Broken Bella Donna











{June 15, 2012}   I never learn.

I have GOT to learn to shut up.   I start trying to blow sunshine up my own arse, or feel positive, or generally do anything happy… I get slapped in the face with a brick.

Without going into depressing details, after some time of surprise seizures followed with complete amnesia (not me but someone very, very close), things have finally started to smooth over again. Time will tell if it has been resolved or simply put aside for another day, but in the meantime the ongoing stress of “what?” or possibly “when?” will hang over my head like a dark, concerning cloud.

Positive note is throughout all, I did not have any spazz attacks, and didn’t even go off my food which I *always* do.

And tomorrow is the spazz inducing day (for the fourth time this year – five to go) so we’ll see if everything goes smoothly in the lead up – so far so good. I don’t feel any worries at this stage. Fingers crossed for a good nights sleep.

Are the vitamin supplements still doing their job? Would I have handled the past 10 days any differently without them? Who knows.

Needless to say, The Big Project hasn’t progressed, it has been put on the back burner whilst we dealt with more pressing issues. Hopefully will commence again soon. I have been spending some time contemplating other facets of it though, and have made some new decisions (I think, I’m very indecisive at the best of times) which will help down the track.

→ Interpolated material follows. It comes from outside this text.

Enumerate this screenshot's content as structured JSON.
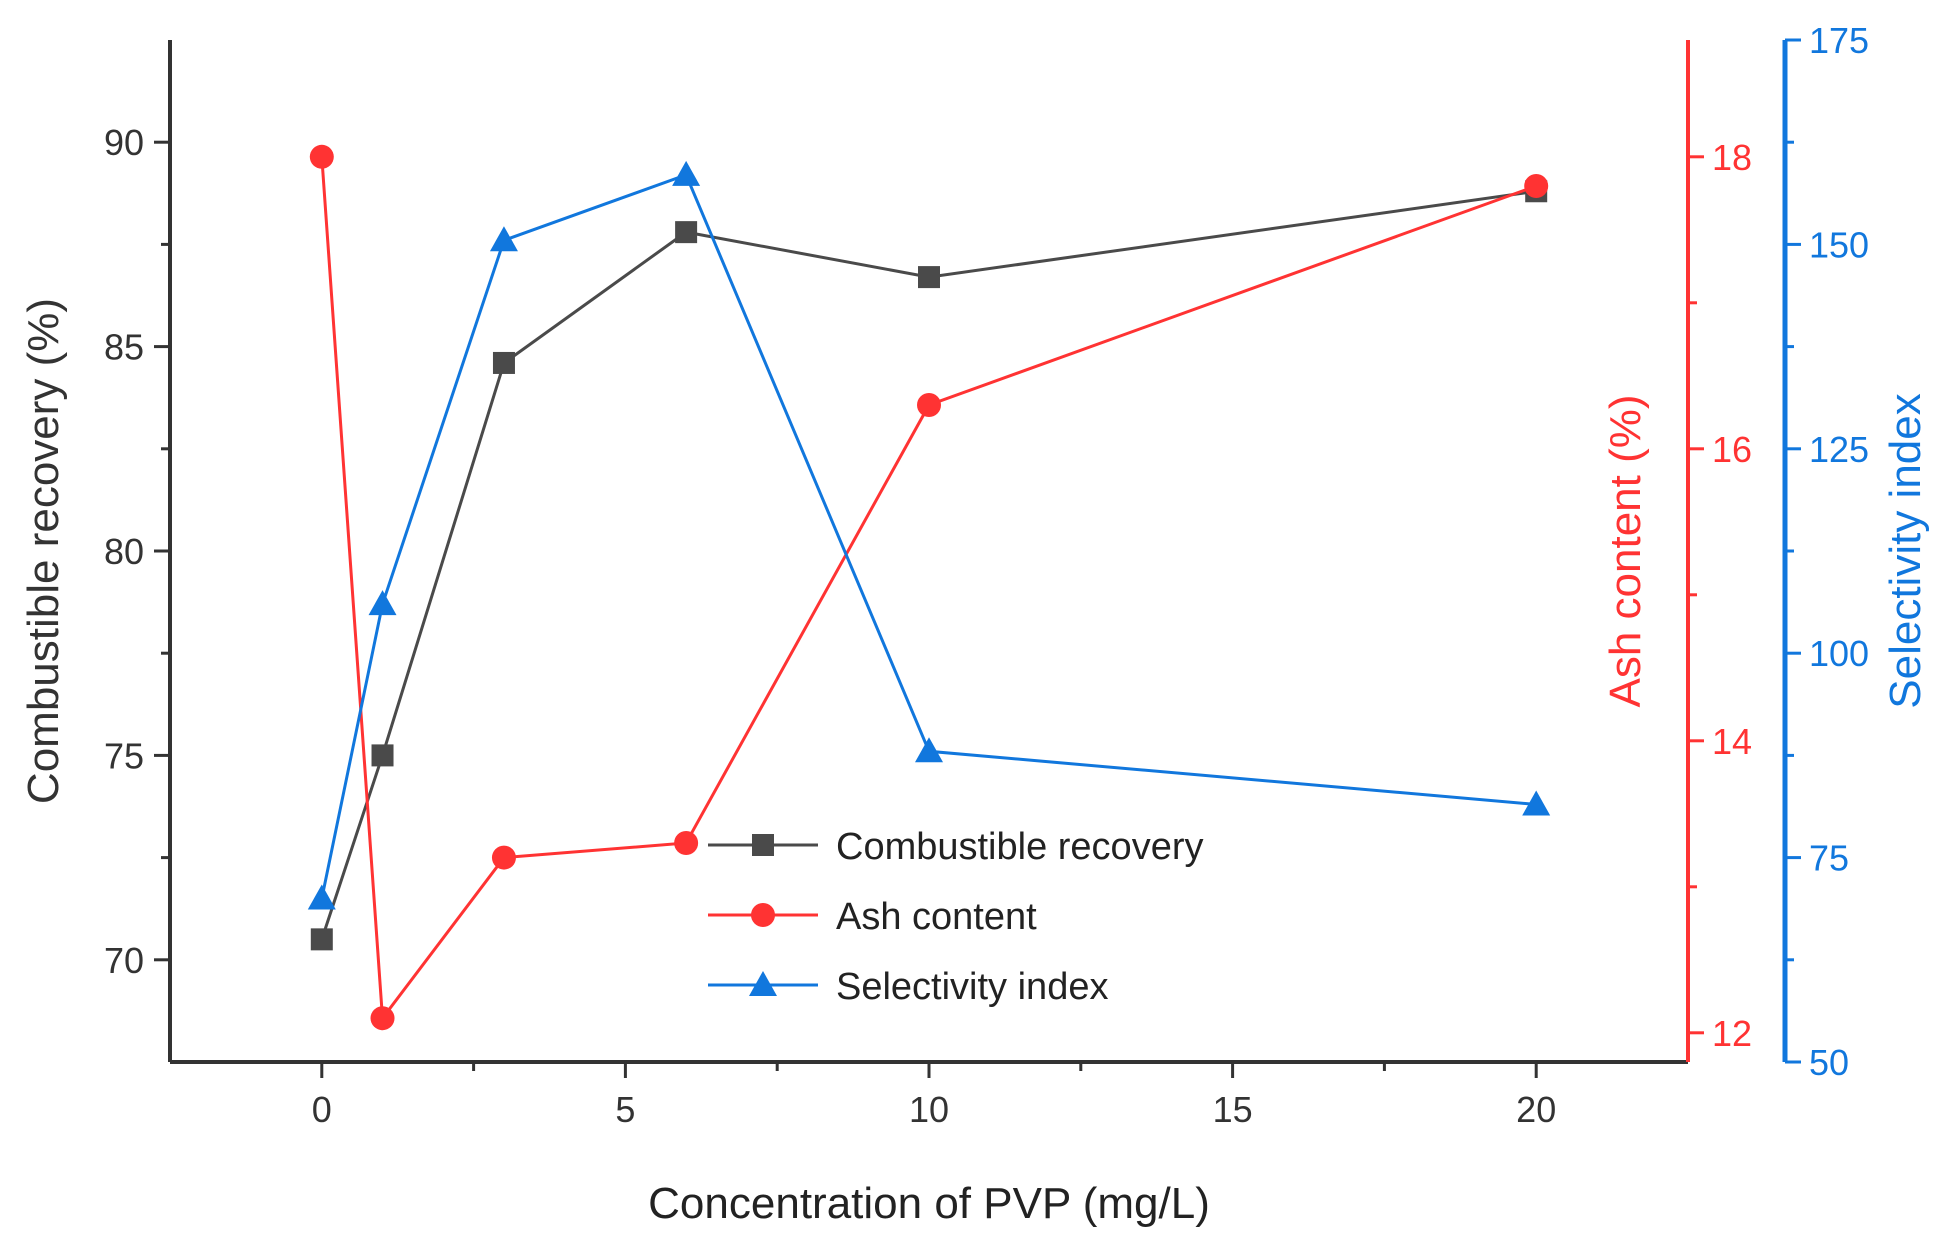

My ongoing mental health is also not helped by a virus that seems to be doing the rounds in the local area. I have just finished week four of it, and am quite frankly, well fucking over it. Tired of feeling tired and tired of this thick snotty mucus blocking everything up. (Believe it or not, this DOES affect my mental health – snot = makes me feel ill = fear of throwing up = spazz attacks) Maybe time to hit the horseradish and garlic tablets again?

In spite of ongoing sleepy virus’, weird brain misfires and general weirdness… life is not bad.

Oh, coroner is still threatening that maybe, one day soon, perhaps, down the track, when he’s ready, on the off chance, maybe next week but DEFINETELY SOON… we might have a friggen decision. I don’t even know what all this putting off could possibly mean, whether it could be for or against us?

So tired. Fingers crossed for tomorrow.